14 декабря. Николай первый - Мережковский Д.С.

Царство Зверя


ЧАСТЬ ПЕРВАЯ

ГЛАВА ПЯТАЯ

13 декабря, утром, Голицын с Оболенским поехали к Рылееву.

Подъезжая к дому Российско-Американской компании, у Синего моста, на Мойке, Голицын узнал еще издали окна в нижнем этаже, с чугунной выпуклой решеткой.

Знакомый казачок Филька отпер им дверь и пропустил их без доклада, как, должно быть, пропускал всех. В последние дни у Рылеева с утра до ночи толпились гости, приходили и уходили, уже без всякой осторожности. Тут было сборное место, как бы главный штаб заговорщиков.

В маленькой столовой все по-прежнему и по-иному: белые кисейные занавески на окнах потемнели от пыли и копоти; бальзамины и бархатцы в горшках позасохли; половички повытерлись; невощеный пол потускнел; канареечная клетка опустела; лампадки перед образами потухли.

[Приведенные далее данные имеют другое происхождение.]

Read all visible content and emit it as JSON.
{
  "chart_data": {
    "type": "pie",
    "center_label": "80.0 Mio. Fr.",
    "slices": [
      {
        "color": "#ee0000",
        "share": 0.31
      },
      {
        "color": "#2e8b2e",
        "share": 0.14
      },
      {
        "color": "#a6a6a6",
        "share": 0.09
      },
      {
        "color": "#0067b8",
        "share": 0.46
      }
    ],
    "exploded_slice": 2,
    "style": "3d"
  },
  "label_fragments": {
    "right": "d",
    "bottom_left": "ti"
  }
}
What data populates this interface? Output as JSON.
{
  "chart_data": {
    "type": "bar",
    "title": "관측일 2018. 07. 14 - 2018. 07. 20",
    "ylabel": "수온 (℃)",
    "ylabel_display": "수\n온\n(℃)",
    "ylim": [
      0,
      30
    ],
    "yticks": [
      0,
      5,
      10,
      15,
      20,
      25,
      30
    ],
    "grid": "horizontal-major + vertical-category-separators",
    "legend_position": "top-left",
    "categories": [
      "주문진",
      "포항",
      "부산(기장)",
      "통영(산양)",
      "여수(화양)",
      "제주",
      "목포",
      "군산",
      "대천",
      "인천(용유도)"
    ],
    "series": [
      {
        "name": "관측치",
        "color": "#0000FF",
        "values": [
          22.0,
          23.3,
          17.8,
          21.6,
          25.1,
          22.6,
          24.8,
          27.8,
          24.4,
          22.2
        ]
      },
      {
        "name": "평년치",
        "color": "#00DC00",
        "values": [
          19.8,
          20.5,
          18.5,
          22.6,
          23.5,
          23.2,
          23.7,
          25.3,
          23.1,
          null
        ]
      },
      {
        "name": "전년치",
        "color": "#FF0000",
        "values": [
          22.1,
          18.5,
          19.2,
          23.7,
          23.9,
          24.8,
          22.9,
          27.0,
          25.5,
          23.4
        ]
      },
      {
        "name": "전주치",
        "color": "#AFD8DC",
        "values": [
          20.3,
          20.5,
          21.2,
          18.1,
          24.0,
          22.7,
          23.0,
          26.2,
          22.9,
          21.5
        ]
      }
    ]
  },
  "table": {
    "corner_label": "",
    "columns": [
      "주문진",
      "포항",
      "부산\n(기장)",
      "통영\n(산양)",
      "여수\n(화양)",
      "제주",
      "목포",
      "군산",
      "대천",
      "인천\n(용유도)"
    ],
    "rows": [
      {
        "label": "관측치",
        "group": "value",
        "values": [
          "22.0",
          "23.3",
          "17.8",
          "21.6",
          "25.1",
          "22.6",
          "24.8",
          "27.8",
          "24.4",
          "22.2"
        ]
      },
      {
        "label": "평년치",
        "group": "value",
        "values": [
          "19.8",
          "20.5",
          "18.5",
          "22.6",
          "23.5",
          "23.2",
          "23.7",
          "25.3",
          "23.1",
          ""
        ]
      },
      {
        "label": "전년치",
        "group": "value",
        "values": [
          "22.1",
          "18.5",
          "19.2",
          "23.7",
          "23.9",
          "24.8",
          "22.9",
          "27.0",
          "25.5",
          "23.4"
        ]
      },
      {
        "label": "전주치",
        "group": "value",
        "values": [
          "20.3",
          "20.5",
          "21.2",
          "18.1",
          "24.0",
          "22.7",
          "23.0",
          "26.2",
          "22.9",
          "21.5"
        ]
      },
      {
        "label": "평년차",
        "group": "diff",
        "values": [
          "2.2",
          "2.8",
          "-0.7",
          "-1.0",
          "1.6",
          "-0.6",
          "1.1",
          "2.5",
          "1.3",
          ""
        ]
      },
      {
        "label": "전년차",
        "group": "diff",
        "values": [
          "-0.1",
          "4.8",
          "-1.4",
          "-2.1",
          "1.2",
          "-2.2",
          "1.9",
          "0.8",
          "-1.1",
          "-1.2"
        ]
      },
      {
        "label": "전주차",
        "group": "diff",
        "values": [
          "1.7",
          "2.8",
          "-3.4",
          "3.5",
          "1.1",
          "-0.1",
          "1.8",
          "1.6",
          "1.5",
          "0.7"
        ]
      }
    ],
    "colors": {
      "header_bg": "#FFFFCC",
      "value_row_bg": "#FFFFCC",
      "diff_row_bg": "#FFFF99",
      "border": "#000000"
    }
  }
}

Дверь в гостиную и спальню, где ютилась в тесноте жена Рылеева с дочкою, была закрыта наглухо. Как будто от всего отлетело то веселенькое, невинное, именинное и новобрачное, что было здесь некогда.

Хозяина не было в комнате. Незнакомые Голицыну военные и штатские, сидя за столом у самовара, вели беседу вполголоса.

- Дома Рылеев? - спросил Оболенский, здороваясь.

- У себя в кабинете. Кажется, спит. Да ничего, войдите. Велел разбудить, когда приедете.

Оболенский постучался в дверь. Никто не ответил. Он отворил и вошел вместе с Голицыным в узенькую комнатку, где трудно было повернуться между большим кожаным диваном, письменным столом, книжным шкапом и сваленными пачками "Полярной звезды", альманаха, издаваемого Александром Бестужевым и Рылеевым. Окна выходили на задний двор с грязно-желтой стеной соседнего дома.

Было жарко натоплено. Пахло лекарствами. На ночном столике у дивана стояло множество склянок с рецептами.

На диване спал Рылеев в старом халате, с шерстяным вязаным платком на шее, с лицом неподвижным, как у мертвого. Похудел, осунулся так, что Голицын едва узнал его. Простудился, когда две ночи ходил по улицам, бунтуя солдат; заболел жабою; поправлялся, но все еще был нездоров.

Голицын остановился у двери. Оболенский подошел к дивану. Половица скрипнула. Спящий открыл глаза и уставился на вошедших мутным взором, неузнавающим, невидящим.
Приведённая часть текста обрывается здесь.